Saturday, October 17, 2015

A Walk (Essay by Sue Kusserow)


A Walk
 Sue Kusserow
Reprinted with permission of Sue Kusserow 
& the Green Mountain Gazette.

When the day gets too long with trivia and nuisance problems, I often drive my car to a dirt road that I have spotted before, as I was speeding along on seemingly ‘essential’ errands that will be solved for the moment of today, but will pop up like gremlins for tomorrow. I turn in on a dirt road that has been repaired somewhat, with water bars, potholes, gashes made from the tractors lopping off the first cutting of hay. The dogs and I are eager to explore, the littlest one jumping out the side window and immediately dropping her hound’s nose into sniffing position. I am not looking for anything particular, just a chance to examine the landscape in microcosm.

Ah, there is one of my favorites, on the shaded side of the road, with the ruts dribbling in water, which it loves. Meadow Rue: small feathery white blossoms usually smothered by ferns, with leaflets that are in sets of three thin lobes that are covered with fine down. Although very selective about watery spots, it can, in a rather rare lavender-flowered form, grow to a height of three to six feet. (As such it is labeled with its Latin name, Thalictrum, and sold by the expensive pot.) I am not finding that here, but I pull up a few of the whites from the watery leaf mold, using only my fingers. We’ll see if they can survive in a shady part of my topsy-turvy collection, euphemistically called a garden.

And of course, since I had to scrabble my way through ferns, that brings up a subject I would like to study more. I know the common ones: Cinnamon, Interrupted, Sensitive, and our seasonally-decimated Ostrich Fern. I don’t like the Sensitive Fern. It has no graceful fronds to it, and with the first minuscule frost, turns brown. As a portent of winter [is] coming, I don’t enjoy seeing it withering among its cousins. I spot some fern that is unknown, and wish I had brought my fern book. But, on further thought, I am glad that this walk is mine as a neophyte. I am not here to replace simple discovery with deductive education.

The edges of the meadow, where the sun drifts into the road, have a different feeling: the hidden flowers of the Meadow Rue are replaced by the plebeian Daisy, raising its yellow center to its namesake: Days Eye. And of course these are usually accompanied by Black-eyed Susans, which have found the poorest sandy soil in which to struggle forth. But I think, for all its struggles to survive and propagate (it only lasts in the same spot for two summers) I have never seen a happier flower.
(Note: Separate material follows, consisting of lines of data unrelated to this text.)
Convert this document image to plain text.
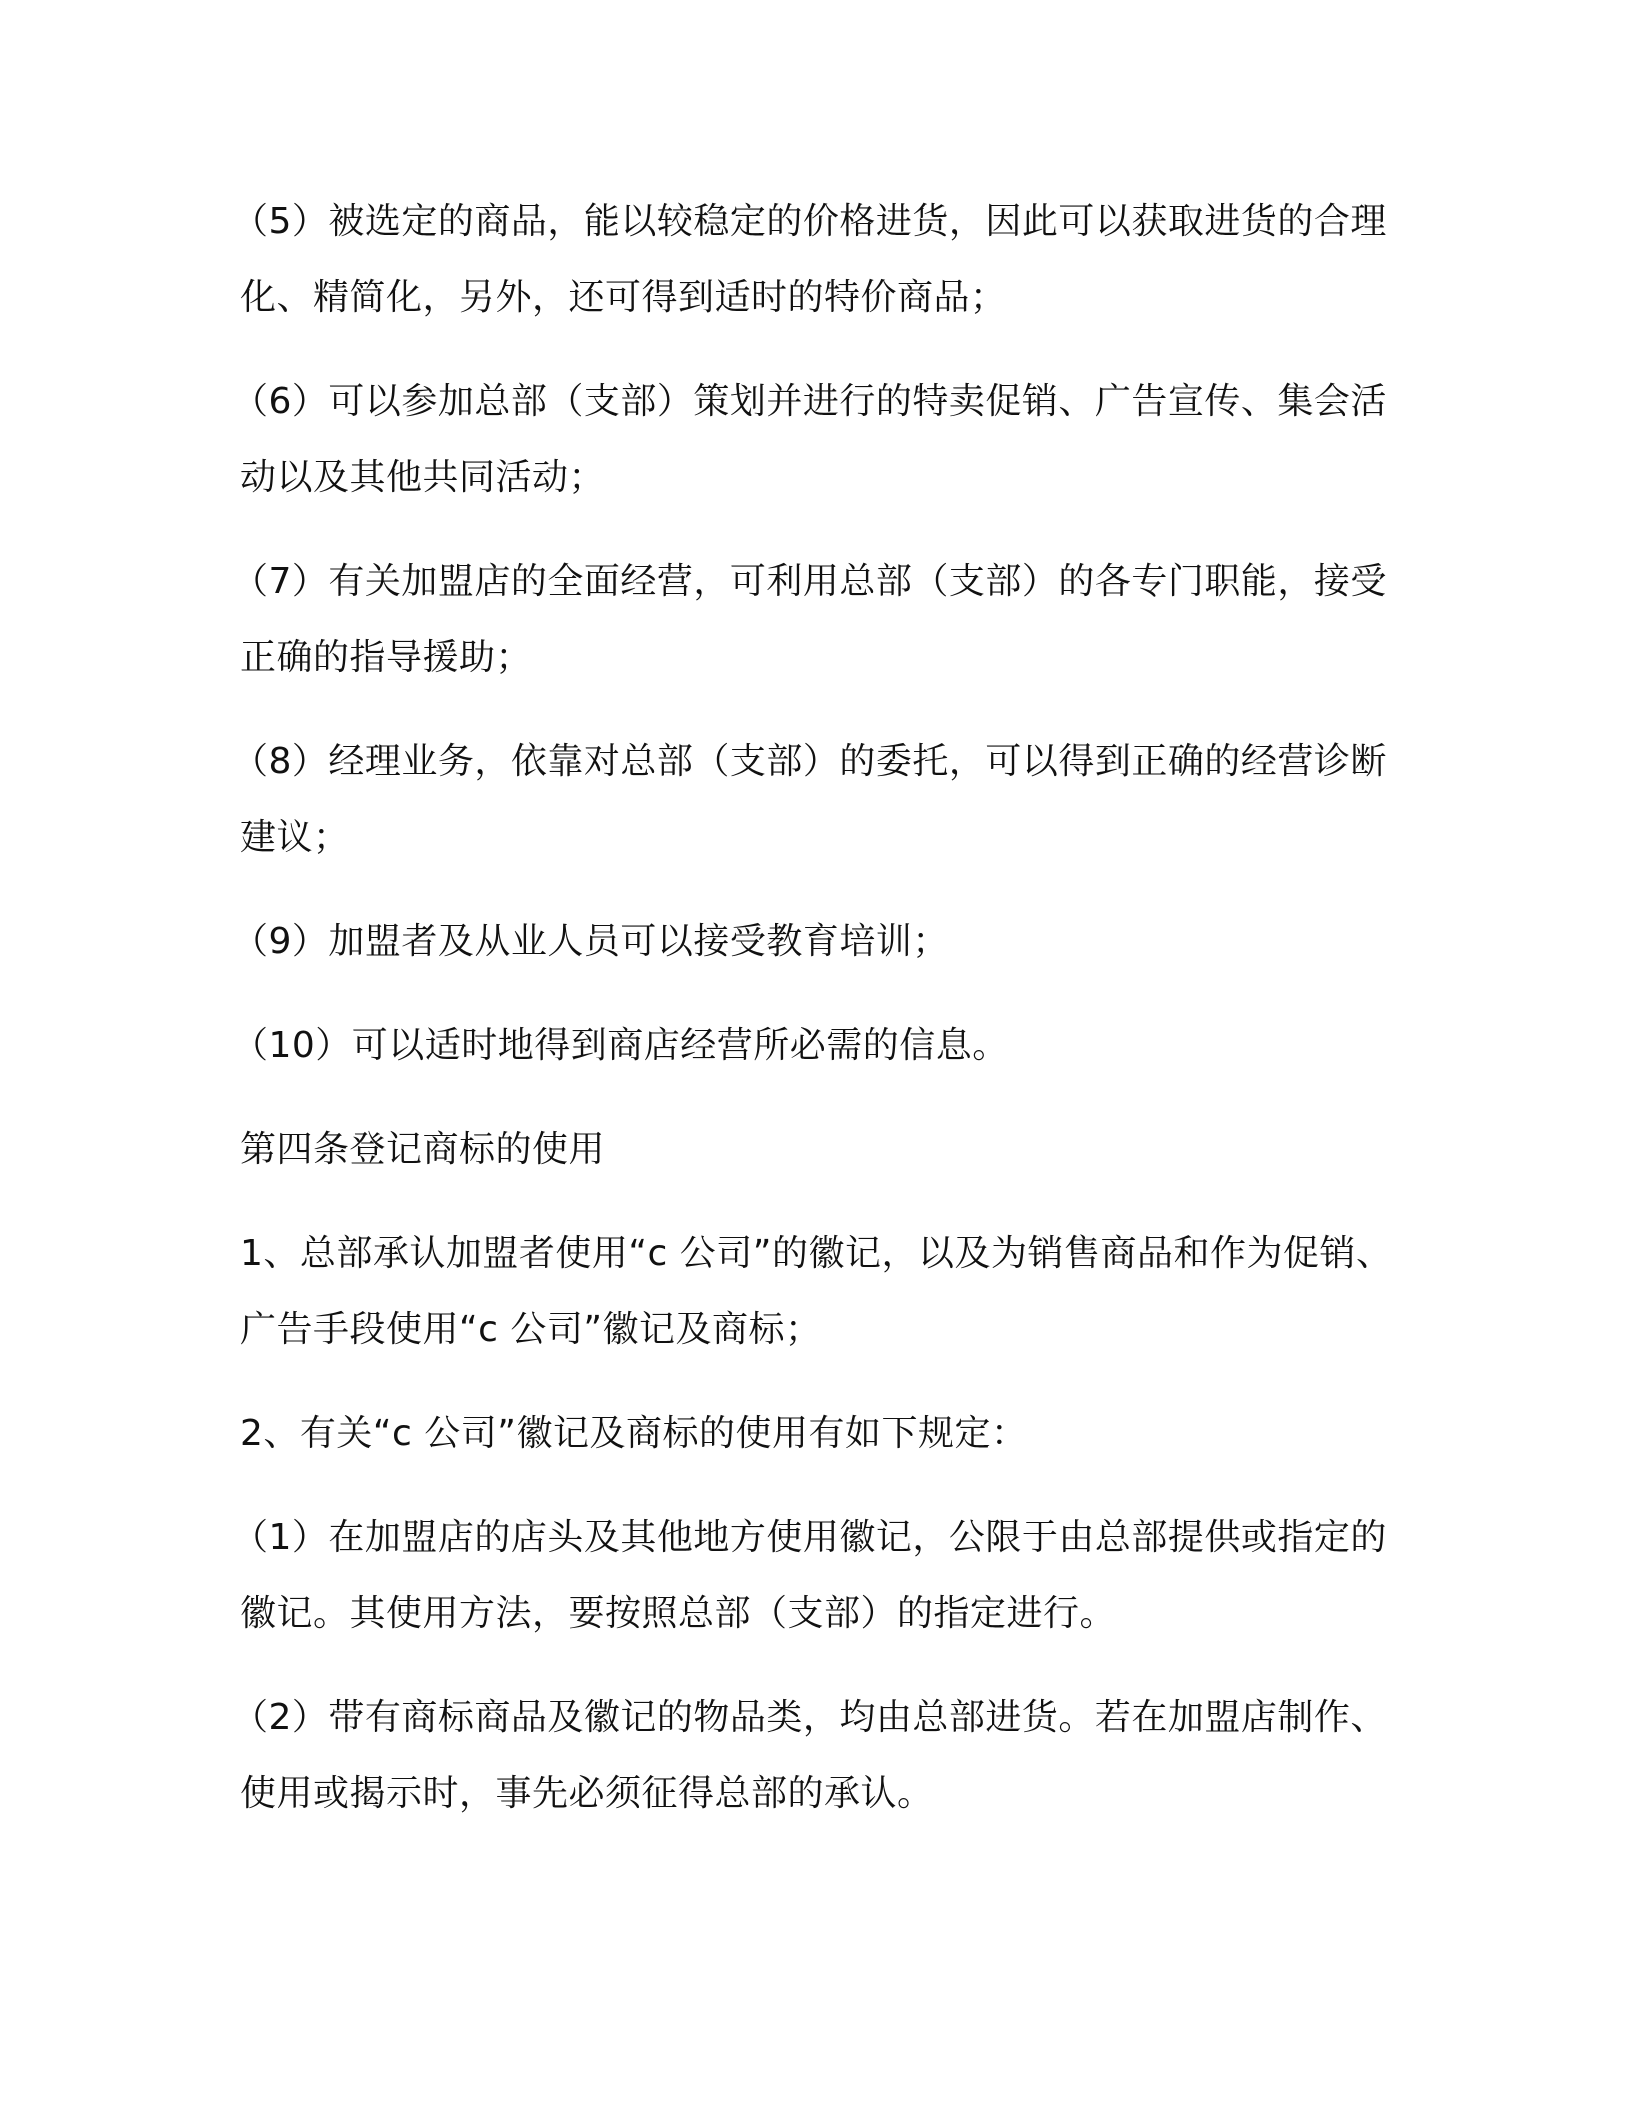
（5）被选定的商品，能以较稳定的价格进货，因此可以获取进货的合理化、精简化，另外，还可得到适时的特价商品；

（6）可以参加总部（支部）策划并进行的特卖促销、广告宣传、集会活动以及其他共同活动；

（7）有关加盟店的全面经营，可利用总部（支部）的各专门职能，接受正确的指导援助；

（8）经理业务，依靠对总部（支部）的委托，可以得到正确的经营诊断建议；

（9）加盟者及从业人员可以接受教育培训；

（10）可以适时地得到商店经营所必需的信息。

第四条登记商标的使用

1、总部承认加盟者使用“c 公司”的徽记，以及为销售商品和作为促销、广告手段使用“c 公司”徽记及商标；

2、有关“c 公司”徽记及商标的使用有如下规定：

（1）在加盟店的店头及其他地方使用徽记，公限于由总部提供或指定的徽记。其使用方法，要按照总部（支部）的指定进行。

（2）带有商标商品及徽记的物品类，均由总部进货。若在加盟店制作、使用或揭示时，事先必须征得总部的承认。
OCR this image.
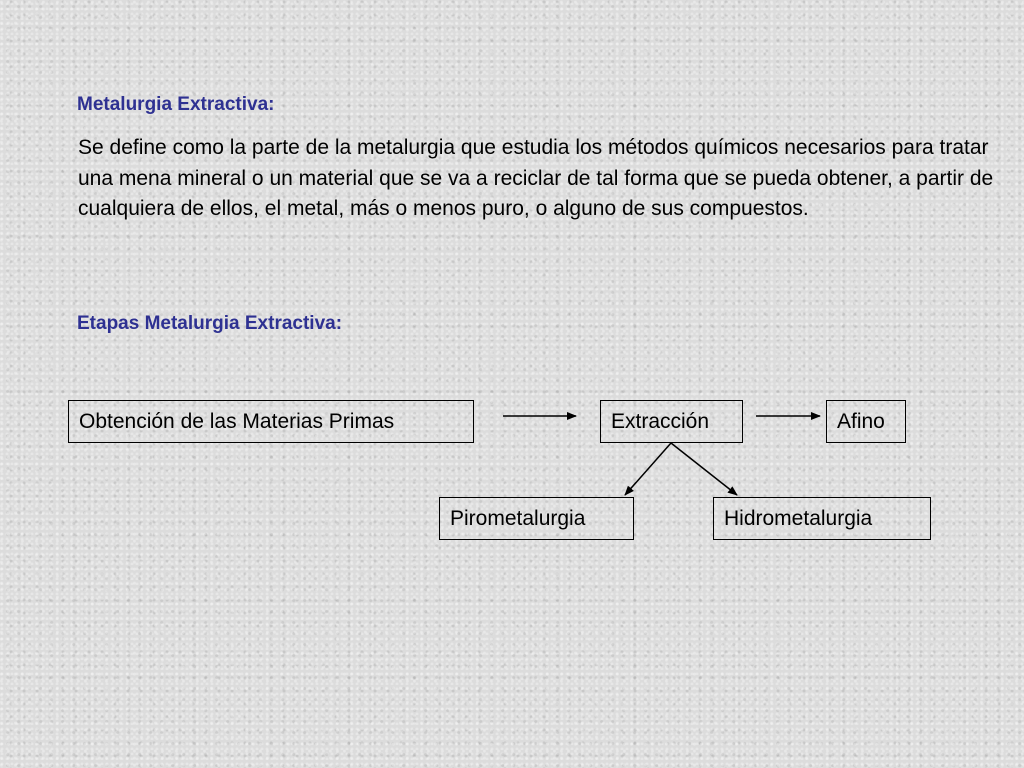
Metalurgia Extractiva:

Se define como la parte de la metalurgia que estudia los métodos químicos necesarios para tratar una mena mineral o un material que se va a reciclar de tal forma que se pueda obtener, a partir de cualquiera de ellos, el metal, más o menos puro, o alguno de sus compuestos.

Etapas Metalurgia Extractiva:
Obtención de las Materias Primas	Extracción	Afino
Pirometalurgia	Hidrometalurgia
The dogs are howling down the road. Must be something ferocious like a frog. That is confirmed by their obvious exploration of a mud puddle: blackened muddy feet and muzzles. A clump of day lilies signals an old cellar hole. The old-fashioned tall bright orange blossoms are almost misplaced in this deserted road. And next to it, are the pale purple showy flowers of the Purple Raspberry bush. The petals drop quickly into my hand and what is left will turn into an acid berry, but I have been told by ‘old-timers’ that they can be made into a jelly… with lots of sugar! What elderly occupant of that deserted cellar hole walked this road to find these berries, using the domestic excuse of provender shining in small jars on a kitchen shelf? Was she giving herself a break, as I am now, to escape routine, and walls, and people?

The leftover leaves of the Trillium, with the flower already turned into tripartite seed, have always intrigued me with their obsession with threes: three leaves, three sepals, three petals, six stamens, and the pistil divided into three parts. I missed its pink phase this spring: as it ages and dies, it turns the pale rose of a blossoming sunrise. Another plant with a peculiar bulbous calyx below its white petals inflated like a tiny football, is everywhere: a plant so common that I never bothered to look it up (what a judgment of overpopulation versus selectivity)… Finally, I decided to lower myself and learn what it was: White Campion, listed with the damning label of: weed.


It is time to go. My busy little internal clock of small errands has just alarmed for the second or third time and the dogs are scrounging around in the back of the car, smelling some old pieces of doggie biscuits. All three of us are muddy, but much calmer than when we arrived. I must remember to do this more often!